If you are a gardener you have a minor understanding of plants, but we continually learn from them. There is a book called The Secret Life of Plants by Peter Tompkins and Christopher Bird published by HarperCollins Publishers, NY, 1973 reprinted in 2002. The introduction is lovely – Short of Aphrodite, there is nothing more lovelier on this plant than a flower, nor more essential than a plant. Without green plants we would not eat or breathe. The plants through the miracle of photosynthesis produce oxygen; most of the food we eat is plant-based.
No one has counted the roots of a tree, but a study of a single rye plant indicates a total of 13 million rootlets with a combined length of 380 miles. On the rootlets are fine hairs estimated to be 14 billion. The root is a water pump raising elements from root to leaf, evaporating and falling back to earth to act one more as the medium for this chain of life, The leaves of an ordinary sunflower will transpire in a day as much water as a man perspires. On a hot day a single birch tree can absorb as much as 400 quarts of water.
A climbing plant which needs a prop will creep toward the nearest support. Should this be shifted the vine, within a few hours, will change its course into the new direction. How does it know? Is it chance that plants grow into special shapes to adapt to the insects which will pollinate them, luring these insects with special color and fragrance, rewarding them with their favorite nectar, devising extraordinary canals and floral machinery with which to ensnare a bee so as to release it through a trap door only when the pollination process is completed? The ingenuity of plants in devising forms of construction far exceeds that of human engineers. It is safe to suggest plants are complicated in the way they have developed to do what they do.
The book takes a turn to whether plants have souls which you may or may not want to ponder?
Plants start with soil, as any homeowner knows unless there is good soil to grow the lawn will not.

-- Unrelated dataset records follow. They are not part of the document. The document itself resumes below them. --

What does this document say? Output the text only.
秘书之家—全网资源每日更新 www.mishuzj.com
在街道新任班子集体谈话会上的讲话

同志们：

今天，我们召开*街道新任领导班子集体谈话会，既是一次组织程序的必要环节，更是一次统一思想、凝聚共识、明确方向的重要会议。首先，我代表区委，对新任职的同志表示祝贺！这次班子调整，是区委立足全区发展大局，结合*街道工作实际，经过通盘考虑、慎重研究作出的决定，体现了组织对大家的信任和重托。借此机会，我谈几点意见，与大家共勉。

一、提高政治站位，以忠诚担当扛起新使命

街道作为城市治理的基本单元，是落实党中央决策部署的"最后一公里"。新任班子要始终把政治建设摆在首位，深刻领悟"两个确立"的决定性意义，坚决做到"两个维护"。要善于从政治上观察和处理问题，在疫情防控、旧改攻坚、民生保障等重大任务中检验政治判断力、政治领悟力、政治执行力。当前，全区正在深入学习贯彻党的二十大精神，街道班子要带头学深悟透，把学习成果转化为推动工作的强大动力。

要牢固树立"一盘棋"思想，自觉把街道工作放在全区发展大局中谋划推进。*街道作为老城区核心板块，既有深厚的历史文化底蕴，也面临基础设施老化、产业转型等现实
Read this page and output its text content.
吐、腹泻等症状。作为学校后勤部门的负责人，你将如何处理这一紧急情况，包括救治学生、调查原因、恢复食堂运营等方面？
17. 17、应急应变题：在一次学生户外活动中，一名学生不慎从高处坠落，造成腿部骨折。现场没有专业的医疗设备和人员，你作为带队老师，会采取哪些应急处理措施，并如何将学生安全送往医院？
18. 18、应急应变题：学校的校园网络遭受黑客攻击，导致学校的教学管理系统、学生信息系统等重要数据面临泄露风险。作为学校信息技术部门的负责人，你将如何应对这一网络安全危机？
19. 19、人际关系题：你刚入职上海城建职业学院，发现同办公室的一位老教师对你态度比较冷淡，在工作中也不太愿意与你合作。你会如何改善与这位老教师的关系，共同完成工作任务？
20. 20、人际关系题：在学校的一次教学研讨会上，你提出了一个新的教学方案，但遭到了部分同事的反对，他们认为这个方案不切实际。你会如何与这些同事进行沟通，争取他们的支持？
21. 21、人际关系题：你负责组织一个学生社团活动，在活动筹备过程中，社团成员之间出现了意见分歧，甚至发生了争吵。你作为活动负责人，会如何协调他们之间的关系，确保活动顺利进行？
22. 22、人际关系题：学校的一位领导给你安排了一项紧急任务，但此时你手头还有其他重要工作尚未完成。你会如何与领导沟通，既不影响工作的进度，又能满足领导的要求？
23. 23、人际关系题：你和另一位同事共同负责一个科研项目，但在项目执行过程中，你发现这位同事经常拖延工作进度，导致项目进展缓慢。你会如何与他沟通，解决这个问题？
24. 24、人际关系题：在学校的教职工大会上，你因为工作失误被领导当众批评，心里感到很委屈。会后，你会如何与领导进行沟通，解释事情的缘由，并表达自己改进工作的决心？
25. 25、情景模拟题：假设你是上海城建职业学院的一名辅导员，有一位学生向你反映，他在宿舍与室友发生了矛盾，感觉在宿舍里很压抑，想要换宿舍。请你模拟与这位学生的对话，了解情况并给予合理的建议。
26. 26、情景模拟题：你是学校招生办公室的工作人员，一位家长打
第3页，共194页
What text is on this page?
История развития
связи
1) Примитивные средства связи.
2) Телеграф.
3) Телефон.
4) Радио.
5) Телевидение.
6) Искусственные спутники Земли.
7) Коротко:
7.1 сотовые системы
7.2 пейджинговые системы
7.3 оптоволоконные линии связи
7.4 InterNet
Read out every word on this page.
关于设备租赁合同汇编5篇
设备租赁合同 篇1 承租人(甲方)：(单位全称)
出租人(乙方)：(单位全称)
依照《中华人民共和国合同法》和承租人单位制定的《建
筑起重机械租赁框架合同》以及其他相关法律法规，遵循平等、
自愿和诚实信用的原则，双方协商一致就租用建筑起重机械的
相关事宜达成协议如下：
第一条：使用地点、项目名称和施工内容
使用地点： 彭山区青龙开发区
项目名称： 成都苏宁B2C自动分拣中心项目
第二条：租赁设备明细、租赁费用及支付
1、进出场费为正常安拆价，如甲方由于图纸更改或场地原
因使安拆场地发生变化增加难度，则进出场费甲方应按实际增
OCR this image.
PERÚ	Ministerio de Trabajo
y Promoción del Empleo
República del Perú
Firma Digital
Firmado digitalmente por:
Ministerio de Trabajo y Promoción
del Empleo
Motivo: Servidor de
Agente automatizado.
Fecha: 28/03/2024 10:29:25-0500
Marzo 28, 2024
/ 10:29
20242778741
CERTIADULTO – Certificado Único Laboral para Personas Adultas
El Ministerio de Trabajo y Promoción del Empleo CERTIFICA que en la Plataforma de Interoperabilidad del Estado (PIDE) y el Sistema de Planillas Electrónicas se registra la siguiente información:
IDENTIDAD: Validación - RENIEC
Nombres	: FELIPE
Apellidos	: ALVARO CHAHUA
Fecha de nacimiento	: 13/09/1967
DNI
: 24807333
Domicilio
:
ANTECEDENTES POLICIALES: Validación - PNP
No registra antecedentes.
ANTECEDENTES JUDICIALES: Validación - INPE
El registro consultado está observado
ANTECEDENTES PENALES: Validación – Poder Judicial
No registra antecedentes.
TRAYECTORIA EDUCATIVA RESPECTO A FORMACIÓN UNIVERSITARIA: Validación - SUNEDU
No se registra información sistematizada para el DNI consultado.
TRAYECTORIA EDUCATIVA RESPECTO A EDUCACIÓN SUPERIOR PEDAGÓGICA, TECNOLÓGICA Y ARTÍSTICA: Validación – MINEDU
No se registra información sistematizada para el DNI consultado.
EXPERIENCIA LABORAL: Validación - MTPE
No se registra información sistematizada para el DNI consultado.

If you add the waste of trees and animals to the land, the plants will grow. Unfortunately, most people try artificial chemical fertilizers and for a couple of years it does boost the productivity of the land, but within 5 years the land productivity goes down. The reason is the plants can not convert the chemicals or break them down. Ideally, the animal wastes from the corporate farms should be sprayed over land which has lost productivity from either single crops or land extensively sprayed. The problem is the waste has to travel to get from the corporate farm to where the land is needed. The other option which takes a year or two is rotate the use of lands. Different crops will bring the balance back to the soil and it will be healthy.
Healthy soil, properly composed with the right bacteria and earthworms, free from chemical fertilizers and pesticides produces strong healthy plants which naturally repel pests. Healthy plants make strong, healthy animals and strong, healthy human beings. Poor land grows poor food in terms of vitamins, minerals, enzymes and proteins. The food lack in nutrition produces sick people.
Linking to dividend paying stocks, while knowing about the effects of the chemical industry on the food we eat, it is very hard to change or make dramatic changes in the food industry. However you can learn from plants, whether it is the ones in your garden or reading how the plants adapt. If they can adapt, you can move towards companies that not only are profitable but try to keep the world in balance.